L’empathie ne se décrète pas : elle a besoin de conditions favorables pour se développer, tout en évitant les biais. Intégrée intelligemment au curriculum et à l’école dans son ensemble, elle est essentielle au bien-être personnel et à la coopération – composantes fondamentales d’une EDD.

Sources :
https://doi.org/10.1016/j.paid.2010.05.029

Références bibliographiques
– Cunsolo, S., Richardson, D. & Vrolijk, M. (2021). How emphathizing develops and affects well-being throughout childhood. UNICEF Office of Research – Innocenti, Florence.
– éducation21. (2023). Compréhension de l’EDD. Une définition de travail pour éducation21.
– Lamboy, B., Shankland, R., Williamson, M.-A. (2021). Les compétences psycho- sociales. Louvain-la-Neuve : de Boeck.
– Martins, A., Ramalho, N., & Morin, E. (2010). A comprehensive meta-analysis of the relationship between emotional intelligence and health. Personality and individual differences, 49(6), 554-564. https ://doi.org/10.1016/j.paid.2010.05.029
– Tisseron, S. (2024). L’empathie. Paris : Que sais-je ?

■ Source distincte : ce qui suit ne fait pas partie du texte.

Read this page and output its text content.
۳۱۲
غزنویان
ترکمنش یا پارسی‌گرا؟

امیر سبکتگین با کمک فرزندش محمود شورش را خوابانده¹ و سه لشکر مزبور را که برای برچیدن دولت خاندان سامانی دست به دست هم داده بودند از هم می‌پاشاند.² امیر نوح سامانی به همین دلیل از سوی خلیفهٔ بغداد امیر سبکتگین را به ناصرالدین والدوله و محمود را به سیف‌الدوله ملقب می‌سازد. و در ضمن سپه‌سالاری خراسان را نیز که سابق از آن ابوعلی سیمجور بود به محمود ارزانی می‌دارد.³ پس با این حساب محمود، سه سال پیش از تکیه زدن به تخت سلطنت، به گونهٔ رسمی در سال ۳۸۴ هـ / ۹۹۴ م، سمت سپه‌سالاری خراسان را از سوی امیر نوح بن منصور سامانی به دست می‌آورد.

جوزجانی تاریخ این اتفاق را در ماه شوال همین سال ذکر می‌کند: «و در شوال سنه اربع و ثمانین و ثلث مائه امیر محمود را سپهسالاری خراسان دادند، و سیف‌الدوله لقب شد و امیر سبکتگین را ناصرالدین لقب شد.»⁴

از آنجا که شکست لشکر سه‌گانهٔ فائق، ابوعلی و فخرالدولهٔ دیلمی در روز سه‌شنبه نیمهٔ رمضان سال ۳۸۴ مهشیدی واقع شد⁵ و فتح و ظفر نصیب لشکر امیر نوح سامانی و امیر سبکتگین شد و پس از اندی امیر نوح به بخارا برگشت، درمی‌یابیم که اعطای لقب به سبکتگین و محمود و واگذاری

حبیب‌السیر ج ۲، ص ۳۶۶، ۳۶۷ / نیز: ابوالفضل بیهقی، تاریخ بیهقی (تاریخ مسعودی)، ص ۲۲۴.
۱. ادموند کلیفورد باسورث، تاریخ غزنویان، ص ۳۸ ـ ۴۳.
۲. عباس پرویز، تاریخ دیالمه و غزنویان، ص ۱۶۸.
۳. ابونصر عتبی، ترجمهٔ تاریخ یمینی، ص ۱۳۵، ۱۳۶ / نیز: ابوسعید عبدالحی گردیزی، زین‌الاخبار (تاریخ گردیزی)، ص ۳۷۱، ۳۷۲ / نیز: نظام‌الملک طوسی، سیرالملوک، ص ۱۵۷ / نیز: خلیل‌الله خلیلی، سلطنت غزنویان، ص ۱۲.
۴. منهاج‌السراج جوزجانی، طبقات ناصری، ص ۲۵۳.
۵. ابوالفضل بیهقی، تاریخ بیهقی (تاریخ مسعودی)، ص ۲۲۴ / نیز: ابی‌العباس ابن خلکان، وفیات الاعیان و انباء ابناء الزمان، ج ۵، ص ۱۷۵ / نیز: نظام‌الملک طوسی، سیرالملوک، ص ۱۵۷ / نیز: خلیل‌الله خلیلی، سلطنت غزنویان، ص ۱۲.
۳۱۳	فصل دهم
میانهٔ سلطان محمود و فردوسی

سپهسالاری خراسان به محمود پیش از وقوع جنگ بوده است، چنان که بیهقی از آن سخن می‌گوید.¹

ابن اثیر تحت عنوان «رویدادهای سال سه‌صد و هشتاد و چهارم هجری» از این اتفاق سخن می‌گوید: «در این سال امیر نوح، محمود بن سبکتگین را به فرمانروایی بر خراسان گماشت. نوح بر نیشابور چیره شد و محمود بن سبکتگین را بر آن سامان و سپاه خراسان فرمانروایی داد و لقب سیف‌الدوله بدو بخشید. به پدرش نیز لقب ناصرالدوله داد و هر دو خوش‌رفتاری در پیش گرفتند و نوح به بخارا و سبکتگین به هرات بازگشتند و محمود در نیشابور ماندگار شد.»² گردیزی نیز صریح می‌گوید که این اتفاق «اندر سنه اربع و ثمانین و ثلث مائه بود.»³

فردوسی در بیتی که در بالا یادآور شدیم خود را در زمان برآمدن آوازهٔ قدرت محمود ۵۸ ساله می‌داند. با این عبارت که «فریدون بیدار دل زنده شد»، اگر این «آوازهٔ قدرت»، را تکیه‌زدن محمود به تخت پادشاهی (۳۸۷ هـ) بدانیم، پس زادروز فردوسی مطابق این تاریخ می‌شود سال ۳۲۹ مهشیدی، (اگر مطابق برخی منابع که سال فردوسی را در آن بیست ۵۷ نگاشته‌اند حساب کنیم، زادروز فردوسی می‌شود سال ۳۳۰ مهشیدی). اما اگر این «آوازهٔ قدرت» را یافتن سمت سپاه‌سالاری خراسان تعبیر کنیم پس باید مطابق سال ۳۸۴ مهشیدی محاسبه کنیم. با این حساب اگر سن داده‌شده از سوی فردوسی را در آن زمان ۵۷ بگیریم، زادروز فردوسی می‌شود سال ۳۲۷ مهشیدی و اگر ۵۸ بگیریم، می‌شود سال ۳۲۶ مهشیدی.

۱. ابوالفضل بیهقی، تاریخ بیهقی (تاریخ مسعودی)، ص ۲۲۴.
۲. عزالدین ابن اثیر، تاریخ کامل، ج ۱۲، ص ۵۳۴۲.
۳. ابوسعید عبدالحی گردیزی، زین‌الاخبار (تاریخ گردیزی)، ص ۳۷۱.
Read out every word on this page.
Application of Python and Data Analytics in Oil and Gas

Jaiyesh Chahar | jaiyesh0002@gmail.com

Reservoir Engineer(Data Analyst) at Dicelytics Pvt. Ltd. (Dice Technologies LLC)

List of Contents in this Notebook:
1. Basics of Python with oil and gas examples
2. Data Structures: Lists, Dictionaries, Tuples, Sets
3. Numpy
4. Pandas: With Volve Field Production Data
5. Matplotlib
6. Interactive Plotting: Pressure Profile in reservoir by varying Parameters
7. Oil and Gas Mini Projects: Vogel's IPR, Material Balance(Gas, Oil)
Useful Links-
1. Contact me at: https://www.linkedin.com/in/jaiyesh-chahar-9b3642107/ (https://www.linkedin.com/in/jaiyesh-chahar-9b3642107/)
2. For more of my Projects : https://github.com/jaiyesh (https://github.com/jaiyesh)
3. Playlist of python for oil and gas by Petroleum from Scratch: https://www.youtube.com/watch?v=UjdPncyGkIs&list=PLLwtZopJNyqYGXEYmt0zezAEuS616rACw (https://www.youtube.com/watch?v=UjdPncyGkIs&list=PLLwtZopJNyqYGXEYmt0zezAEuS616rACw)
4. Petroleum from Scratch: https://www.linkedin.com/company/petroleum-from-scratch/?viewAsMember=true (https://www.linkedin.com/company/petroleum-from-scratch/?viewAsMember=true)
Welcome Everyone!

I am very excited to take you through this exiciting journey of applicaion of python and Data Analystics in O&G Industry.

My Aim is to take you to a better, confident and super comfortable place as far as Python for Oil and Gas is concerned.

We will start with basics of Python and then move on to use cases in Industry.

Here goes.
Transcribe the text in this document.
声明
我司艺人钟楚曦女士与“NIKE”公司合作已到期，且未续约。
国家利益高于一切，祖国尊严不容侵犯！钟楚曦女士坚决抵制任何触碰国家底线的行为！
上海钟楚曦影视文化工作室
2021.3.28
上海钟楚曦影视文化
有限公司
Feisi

– Veldin, M., Kozina, A., Perše, T. V., Vidmar, M., Jugović, I., & Oskarsson, M. (2019). Empathy and classroom climate as predictors of student’s well-being : An international pilot study. Psychological Applications and Trends.
– Vinayak, S., & Judge, J. (2018). Resilience and empathy as predictors of psycholo- gical wellbeing among adolescents. *International Journal of Health Sciences and Research*, 8(4), 192-200.